Голицын узнал князя Александра Ивановича Барятинского, лейб-гвардии гусарского полка штаб-ротмистра, члена Тульчинской Управы Южного Тайного Общества.
Внезапному появлению гостя хозяин не удивился. «Он и стакана воды не может выпить иначе, как с видом заговорщика», — говорил в шутку о Барятинском. Приезжая в Линцы к Пестелю, тот всегда останавливался в том же доме, но в другом флигеле, с отдельным ходом; у него был свой ключ. Только что приехал и вошел потихоньку, чтобы не будить прислуги.

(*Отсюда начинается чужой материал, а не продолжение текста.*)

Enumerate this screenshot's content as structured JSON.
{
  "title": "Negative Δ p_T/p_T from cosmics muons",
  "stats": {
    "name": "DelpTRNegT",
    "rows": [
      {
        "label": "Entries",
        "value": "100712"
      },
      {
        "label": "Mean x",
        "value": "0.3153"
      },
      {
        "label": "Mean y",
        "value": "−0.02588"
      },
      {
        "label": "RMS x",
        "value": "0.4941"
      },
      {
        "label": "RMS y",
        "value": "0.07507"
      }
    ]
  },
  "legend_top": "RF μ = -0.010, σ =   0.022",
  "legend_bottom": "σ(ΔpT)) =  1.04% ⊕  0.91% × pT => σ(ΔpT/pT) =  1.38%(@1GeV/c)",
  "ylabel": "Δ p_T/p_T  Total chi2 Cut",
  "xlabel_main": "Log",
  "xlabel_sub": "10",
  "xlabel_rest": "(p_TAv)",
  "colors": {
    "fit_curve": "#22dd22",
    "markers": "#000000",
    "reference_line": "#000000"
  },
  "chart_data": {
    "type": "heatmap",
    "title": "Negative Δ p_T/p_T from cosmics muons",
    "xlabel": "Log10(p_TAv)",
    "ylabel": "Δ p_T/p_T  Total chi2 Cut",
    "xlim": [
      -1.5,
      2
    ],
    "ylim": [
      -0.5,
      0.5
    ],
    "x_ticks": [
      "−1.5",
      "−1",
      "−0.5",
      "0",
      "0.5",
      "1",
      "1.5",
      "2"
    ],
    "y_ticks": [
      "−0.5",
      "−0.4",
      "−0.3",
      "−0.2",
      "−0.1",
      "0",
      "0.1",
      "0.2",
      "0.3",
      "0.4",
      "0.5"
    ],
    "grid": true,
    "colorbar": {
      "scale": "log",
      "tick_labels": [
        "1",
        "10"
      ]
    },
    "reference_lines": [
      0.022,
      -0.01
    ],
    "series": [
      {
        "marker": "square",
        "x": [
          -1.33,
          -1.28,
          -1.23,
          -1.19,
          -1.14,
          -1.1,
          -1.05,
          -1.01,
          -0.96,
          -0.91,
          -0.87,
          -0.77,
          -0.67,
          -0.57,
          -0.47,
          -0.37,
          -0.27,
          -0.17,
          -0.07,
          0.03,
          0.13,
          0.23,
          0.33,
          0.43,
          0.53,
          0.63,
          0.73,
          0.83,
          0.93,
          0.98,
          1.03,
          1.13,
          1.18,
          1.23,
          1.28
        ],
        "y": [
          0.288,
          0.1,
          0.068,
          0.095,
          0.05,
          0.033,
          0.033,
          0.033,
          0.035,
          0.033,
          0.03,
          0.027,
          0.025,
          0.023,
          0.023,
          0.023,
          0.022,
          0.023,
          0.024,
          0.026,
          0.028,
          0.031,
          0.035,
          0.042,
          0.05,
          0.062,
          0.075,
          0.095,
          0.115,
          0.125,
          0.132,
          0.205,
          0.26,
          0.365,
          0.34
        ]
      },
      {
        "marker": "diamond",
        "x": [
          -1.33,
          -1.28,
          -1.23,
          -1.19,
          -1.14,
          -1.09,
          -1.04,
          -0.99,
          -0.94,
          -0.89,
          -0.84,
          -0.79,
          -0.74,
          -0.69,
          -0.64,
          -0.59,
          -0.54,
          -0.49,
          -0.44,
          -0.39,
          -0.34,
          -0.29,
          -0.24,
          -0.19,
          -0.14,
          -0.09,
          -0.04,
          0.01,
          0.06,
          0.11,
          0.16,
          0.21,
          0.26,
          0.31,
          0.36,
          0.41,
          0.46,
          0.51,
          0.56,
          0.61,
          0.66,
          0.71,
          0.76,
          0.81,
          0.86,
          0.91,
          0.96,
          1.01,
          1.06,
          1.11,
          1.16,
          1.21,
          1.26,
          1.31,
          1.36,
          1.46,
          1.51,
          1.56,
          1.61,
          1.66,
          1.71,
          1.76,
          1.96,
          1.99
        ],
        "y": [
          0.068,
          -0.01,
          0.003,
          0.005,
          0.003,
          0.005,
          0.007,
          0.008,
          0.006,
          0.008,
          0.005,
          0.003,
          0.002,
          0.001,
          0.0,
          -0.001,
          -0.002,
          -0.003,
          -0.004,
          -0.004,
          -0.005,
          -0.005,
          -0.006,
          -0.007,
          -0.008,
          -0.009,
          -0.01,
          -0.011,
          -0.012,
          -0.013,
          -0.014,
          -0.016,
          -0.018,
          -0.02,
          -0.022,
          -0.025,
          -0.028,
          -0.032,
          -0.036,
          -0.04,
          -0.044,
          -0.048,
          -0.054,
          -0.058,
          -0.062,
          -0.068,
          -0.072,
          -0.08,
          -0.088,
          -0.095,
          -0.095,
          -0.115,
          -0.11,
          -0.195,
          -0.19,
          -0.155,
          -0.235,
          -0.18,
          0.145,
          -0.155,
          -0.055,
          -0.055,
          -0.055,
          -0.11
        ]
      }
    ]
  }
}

— Ну, входи же, входи, раздевайся. Ты очень кстати: я уж хотел посылать за тобою. Знакомы, господа? Князь Валерьян Михайлович Голицын…
— Как же, у Юшневского встречались, — ответил Барятинский, снимая шапку, шубу, шарф и валенки, — все запушенное снегом так, что в самом деле похоже было на привидение.
Барятинский был красавец несколько восточного облика; человек светский, адъютант главнокомандующего, графа Витгенштейна, поэт, математик, философ-безбожник и республиканец отъявленный; очень добрый и не очень умный, Пестелю был предан так, что если бы тот и вправду мечтал «сделаться императором», как многие думали, Барятинский не возмутился бы.
— Что это вы, господа, в темноте сидите? — удивился он.
— Да вот лампа потухла, а денщик спит, — не разбудишь. Тут где-то свеча, посмотри, — сказал Пестель.
Барятинский отыскал свечу на столе, вышел в переднюю и осторожно, так, чтобы не будить храпевшего Савенко, зажег свечу о теплившийся в углу ночник.
— Господа, важные новости! — начал он, вернувшись в кабинет. Вообще заикался (его так и прозвали Заика, Le Bègue), a теперь особенно, должно быть, от волнения. Долго не мог выговорить, наконец, произнес: — скончался… государь скончался…
— Что ты говоришь? Не может быть! — воскликнул Пестель с тем удивлением, которое всегда рождает в людях внезапная весть о смерти.
— Государь скончался? — все еще не верил и удивлялся он. — Да правда ли? Откуда ты знаешь?